Explosive Medicine Ball Training for Speed and Power Development
By: John Cortese
Medicine ball throws are an excellent way to develop explosive power. I learned of these throws a few years ago from the late, world-renown speed coach, Charlie Francis; and world-famous Olympic sprint coach, Dan Pfaff.
Benefits:
- Great for teaching proper acceleration mechanics for novice and youth athletes.
- Can be done outdoors on grass or sand.
- Teaches triple extension of the foot, knee, and ankle in body positions specific to horizontal/vertical jumping and sprint starts.
- Teaching time is minimal- just throw the ball as fast and far/high as possible!
- Activates CNS prior to speed/strength training.
When To Do Them:
Because of the intense nature of these throws, they should be done on
days when you plan to incorporate some sprints and heavy lifting. I like
to do them in the warm-up to make sure the throws are done with maximal
effort. Doing them tired would be pointless if you’re after speed and
power development. Start with once a week, 5-10 throws per session, then
work your way up to twice a week with 10-20 throws per session.
Throws:
1.) OHB Throw
a. Start with a light (4-6 lb women, 8-12 lb men) medicine ball.
b. Arms straight, squat down and back and let chest go forward; you
should be in an athletic starting position.
c. Initiate movement by forcefully extending hips and throwing arms up
and back to throw the ball over and behind the head.
d. You should jump off of the ground if you do these correctly.
e. Aim to throw bar as far as possible. Shoot for 5-10 quality throws,
rest as needed between throws to ensure each throw is given maximal
effort.
2.) Squat Throw
a. Squat down and back.
b. Lean forward and begin to feel like you are falling forward.
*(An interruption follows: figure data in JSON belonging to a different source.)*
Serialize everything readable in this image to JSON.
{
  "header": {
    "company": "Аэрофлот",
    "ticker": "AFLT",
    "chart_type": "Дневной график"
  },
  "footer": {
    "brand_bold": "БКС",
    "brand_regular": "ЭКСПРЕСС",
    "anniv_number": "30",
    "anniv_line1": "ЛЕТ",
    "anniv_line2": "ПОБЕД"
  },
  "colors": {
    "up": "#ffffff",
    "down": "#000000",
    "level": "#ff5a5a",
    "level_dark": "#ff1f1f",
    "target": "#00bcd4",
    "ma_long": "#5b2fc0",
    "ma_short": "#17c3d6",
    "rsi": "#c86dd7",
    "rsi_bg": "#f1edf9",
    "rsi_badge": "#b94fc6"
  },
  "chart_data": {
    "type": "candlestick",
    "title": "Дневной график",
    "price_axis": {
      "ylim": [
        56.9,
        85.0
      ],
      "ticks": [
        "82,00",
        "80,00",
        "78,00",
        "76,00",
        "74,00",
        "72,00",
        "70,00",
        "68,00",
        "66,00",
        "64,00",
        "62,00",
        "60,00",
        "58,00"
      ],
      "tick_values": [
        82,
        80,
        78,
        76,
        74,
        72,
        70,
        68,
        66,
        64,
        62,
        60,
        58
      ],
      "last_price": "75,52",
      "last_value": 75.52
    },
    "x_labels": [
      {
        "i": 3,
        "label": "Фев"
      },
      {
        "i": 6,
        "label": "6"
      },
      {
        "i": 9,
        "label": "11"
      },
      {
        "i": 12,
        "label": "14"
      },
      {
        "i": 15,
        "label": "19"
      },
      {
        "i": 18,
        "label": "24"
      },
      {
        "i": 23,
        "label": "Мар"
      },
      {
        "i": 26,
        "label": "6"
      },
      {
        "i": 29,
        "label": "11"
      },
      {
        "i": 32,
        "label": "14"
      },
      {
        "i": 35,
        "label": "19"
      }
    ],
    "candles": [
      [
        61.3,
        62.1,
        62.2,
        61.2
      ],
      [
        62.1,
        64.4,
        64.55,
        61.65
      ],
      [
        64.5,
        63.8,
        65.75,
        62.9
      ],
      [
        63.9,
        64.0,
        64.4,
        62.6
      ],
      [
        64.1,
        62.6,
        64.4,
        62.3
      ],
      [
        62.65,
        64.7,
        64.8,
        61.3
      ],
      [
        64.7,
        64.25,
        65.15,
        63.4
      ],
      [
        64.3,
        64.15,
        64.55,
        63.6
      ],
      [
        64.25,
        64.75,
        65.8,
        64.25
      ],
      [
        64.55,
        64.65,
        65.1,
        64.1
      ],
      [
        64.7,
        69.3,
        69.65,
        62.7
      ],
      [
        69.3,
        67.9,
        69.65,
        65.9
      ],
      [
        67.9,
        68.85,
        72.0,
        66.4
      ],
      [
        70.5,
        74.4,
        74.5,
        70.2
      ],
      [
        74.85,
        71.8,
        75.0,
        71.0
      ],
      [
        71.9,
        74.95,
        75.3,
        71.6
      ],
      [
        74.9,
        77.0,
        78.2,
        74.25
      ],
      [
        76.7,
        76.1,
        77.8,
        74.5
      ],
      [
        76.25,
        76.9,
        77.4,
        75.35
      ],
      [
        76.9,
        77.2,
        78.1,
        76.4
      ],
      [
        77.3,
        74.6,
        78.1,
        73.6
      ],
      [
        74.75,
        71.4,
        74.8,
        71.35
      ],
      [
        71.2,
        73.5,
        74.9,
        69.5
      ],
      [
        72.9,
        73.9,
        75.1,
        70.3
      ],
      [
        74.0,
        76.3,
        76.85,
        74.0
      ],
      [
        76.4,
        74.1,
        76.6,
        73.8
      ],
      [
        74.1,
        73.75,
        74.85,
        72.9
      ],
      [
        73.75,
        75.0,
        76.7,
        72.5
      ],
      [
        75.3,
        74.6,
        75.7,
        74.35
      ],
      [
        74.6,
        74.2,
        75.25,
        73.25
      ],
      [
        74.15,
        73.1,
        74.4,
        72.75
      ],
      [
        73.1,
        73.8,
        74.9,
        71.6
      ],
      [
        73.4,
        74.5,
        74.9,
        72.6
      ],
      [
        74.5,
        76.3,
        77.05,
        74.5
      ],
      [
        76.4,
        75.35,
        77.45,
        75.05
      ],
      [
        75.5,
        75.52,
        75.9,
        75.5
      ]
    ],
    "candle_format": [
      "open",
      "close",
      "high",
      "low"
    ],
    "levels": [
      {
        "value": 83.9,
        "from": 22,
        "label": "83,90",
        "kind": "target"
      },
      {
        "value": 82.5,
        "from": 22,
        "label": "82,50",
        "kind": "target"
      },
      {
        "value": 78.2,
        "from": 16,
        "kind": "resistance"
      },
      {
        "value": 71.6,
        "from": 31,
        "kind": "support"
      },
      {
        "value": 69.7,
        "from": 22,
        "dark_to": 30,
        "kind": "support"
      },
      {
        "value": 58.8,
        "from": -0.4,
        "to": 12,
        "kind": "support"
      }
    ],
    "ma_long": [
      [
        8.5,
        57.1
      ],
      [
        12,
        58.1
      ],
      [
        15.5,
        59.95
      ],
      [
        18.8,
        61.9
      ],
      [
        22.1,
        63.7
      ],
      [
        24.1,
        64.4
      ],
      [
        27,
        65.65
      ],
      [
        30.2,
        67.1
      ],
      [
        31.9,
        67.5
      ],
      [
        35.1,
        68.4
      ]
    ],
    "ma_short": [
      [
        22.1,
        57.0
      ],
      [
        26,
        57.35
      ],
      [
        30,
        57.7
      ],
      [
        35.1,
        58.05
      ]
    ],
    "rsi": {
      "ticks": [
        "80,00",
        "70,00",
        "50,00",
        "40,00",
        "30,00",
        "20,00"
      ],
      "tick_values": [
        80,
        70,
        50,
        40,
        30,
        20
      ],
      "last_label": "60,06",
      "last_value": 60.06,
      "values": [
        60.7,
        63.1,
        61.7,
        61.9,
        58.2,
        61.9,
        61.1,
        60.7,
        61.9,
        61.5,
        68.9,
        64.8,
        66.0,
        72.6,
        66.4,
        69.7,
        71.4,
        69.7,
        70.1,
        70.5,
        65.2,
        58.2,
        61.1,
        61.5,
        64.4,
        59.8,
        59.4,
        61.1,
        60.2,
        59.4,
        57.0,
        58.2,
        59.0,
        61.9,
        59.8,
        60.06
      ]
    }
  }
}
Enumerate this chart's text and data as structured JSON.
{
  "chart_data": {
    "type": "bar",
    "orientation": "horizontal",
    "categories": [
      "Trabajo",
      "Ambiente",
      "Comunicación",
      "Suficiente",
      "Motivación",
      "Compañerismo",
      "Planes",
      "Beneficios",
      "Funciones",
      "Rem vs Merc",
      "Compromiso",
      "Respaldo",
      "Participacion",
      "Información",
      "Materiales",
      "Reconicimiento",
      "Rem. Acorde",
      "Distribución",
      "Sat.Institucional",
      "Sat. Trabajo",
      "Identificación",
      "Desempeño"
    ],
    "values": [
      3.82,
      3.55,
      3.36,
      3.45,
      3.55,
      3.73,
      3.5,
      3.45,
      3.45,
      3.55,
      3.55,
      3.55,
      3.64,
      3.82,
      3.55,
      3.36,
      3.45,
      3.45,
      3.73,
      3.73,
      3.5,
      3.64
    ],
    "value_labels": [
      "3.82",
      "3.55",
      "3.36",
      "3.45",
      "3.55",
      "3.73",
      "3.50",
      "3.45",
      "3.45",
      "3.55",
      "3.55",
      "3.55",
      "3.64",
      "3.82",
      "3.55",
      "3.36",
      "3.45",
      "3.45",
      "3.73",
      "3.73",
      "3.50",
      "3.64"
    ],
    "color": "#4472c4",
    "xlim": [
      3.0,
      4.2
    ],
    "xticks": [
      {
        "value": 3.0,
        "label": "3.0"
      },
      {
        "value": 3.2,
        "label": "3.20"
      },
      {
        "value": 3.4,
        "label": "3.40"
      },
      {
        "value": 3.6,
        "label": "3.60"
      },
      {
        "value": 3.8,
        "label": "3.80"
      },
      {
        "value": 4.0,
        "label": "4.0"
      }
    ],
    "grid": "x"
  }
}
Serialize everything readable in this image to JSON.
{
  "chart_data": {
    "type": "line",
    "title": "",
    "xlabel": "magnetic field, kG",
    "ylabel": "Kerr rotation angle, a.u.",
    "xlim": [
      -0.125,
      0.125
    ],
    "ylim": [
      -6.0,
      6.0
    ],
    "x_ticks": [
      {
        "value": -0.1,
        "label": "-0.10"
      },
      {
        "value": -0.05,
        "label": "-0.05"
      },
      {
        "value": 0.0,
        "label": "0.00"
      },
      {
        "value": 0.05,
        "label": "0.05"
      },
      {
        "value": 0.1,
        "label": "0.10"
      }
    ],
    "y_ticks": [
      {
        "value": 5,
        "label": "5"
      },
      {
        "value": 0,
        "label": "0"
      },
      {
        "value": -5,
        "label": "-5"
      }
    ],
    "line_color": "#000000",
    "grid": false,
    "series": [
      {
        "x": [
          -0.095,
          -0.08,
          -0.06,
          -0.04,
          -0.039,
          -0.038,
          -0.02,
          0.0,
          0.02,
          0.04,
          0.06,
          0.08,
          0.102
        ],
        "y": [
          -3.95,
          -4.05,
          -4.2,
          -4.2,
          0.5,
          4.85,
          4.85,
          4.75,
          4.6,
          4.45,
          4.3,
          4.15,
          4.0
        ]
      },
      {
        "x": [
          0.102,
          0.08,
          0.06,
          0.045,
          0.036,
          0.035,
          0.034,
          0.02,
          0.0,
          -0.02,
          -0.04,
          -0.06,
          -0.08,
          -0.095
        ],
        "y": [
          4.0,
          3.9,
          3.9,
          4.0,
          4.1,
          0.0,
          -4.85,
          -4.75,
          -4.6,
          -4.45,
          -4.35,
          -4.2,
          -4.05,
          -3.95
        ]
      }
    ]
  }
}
c. Explode/jump OUT and push medicine ball away as fast and far as
possible.
d. Fall forward into push up position.
e. *Optional: Scramble up out of the push-up position and sprint 5-10
yards.
3.) Coil Throw (*Squat throw from knees)
a. This throw is almost identical to the squat throw, except it is done
from your knees instead of on your feet.
b. This version should be mastered first before moving onto the squat
throw to develop the strength and confidence to land in the push-up
position.
Wrap Up
These throws are fun and easy to do/teach. Remember the goal for these
is speed, so move that ball as fast and explosive as possible. To ensure
competiveness in your training and continued progress, measure the
distances on throws when you aren’t adding the sprint at the end. These
can be done on sand or grass and flat or hilly surfaces.
Do these for a while and say hello to your new-found speed and power!